Una parte del libro está dedicada a combatir a Kautsky y su teoría del ultraimperialismo, una nueva fase en la que se alcanzaría la fusión de todos los monopolios e imperialismos en uno solo y en la que, por tanto, las guerras serían innecesarias y se lograría estabilizar el sistema. La necesidad de la revolución socialista desaparece así de un plumazo. Lenin rebate frontalmente este planteamiento, calificándolo como una ruptura total con la teoría y la práctica marxistas. Explica que los monopolios no suprimen la competencia de forma absoluta, sino que “existen por encima y al lado de ella, engendrando así contradicciones, fricciones y conflictos agudos e intensos”. Precisamente en una economía mundial dominada por los monopolios y el capital financiero, respaldados por sus respectivos estados nacionales, la competencia se vuelve mucho más destructiva, siendo incluso una amenaza para la humanidad, como demostraron las dos guerras mundiales, las interminables guerras locales y regionales que no dejan de producirse desde entonces.
Una fase de decadencia y de transición
El imperialismo es una fase peculiar, decadente, del capitalismo. Y en esa fase de capitalismo parasitario o en descomposición, como la califica Lenin, la obtención de beneficios mediante la especulación adquiere un peso preponderante. Como si el libro estuviese escrito hoy, Lenin señala que “el grueso de los beneficios va a parar a los ‘genios’ de las intrigas financieras”, que el mundo se divide entre unas cuantas potencias prestamistas y una mayoría de países deudores, que, lejos de impulsar el desarrollo de los países más atrasados, la enorme acumulación de capital de los países imperialistas es usada para perpetuar la pobreza de las masas y afianzar las relaciones de dependencia, condiciones necesarias para la existencia del capitalismo; y, finalmente, que la desintegración social se hace presente en el propio corazón del sistema.
El dominio de esta oligarquía parasitaria sobre la economía mundial (una realidad mucho más abrumadora hoy que hace un siglo), lejos de introducir más estabilidad, acentúa su caos.
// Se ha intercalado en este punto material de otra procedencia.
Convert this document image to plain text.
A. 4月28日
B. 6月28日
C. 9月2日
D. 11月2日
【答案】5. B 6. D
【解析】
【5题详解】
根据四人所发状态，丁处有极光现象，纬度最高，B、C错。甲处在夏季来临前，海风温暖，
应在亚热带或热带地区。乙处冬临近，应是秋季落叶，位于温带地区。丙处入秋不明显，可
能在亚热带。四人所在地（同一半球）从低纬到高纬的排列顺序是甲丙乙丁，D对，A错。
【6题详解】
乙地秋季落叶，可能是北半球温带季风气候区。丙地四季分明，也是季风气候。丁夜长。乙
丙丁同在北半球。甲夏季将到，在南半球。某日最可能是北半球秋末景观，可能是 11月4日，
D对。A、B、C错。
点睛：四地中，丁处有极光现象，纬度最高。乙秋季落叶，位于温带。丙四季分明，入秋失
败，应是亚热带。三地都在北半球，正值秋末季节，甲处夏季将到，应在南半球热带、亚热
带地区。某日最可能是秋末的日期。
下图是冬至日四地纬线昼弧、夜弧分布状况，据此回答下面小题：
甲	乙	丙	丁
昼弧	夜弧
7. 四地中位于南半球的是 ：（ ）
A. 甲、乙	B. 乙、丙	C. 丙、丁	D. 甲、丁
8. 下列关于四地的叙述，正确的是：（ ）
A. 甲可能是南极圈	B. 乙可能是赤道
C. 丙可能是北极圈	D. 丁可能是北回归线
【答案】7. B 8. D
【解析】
Lenin señala que, en la etapa imperialista, la contradicción fundamental del sistema —la existente entre el carácter social de la producción y la apropiación individual de los beneficios— se exacerba aún más. La crisis actual, la más importante desde los años 30 y que todavía no ha tocado fondo, es un exponente de cómo los intereses particulares de una minoría insultantemente rica pueden arrastrar a la mayoría de la sociedad, y a las propias fuerzas productivas, a una situación catastrófica. Lenin, recordando las ideas fundamentales de Marx y Engels, plantea que la propiedad privada “constituye una envoltura que no responde ya al contenido”, es decir, al desarrollo alcanzado por las fuerzas productivas.
Otro rasgo fundamental del imperialismo es que es una etapa de transición “a cierto orden social nuevo” entre “la completa libre competencia”, característica del capitalismo en su fase inicial, y “la completa socialización”, es decir, a un sistema socialista. La auténtica superación de esta etapa no es una vuelta atrás en la historia o un capitalismo de rostro humano, como defendía la política pequeñoburguesa y oportunista de la época, sino la expropiación de los medios de producción para planificarlos con el objetivo de satisfacer las necesidades de la inmensa mayoría de la sociedad. Lógicamente, esta transición no es automática, sino que requiere la organización consciente y la acción revolucionaria de las masas para poner fin al dominio de la sociedad por los capitalistas.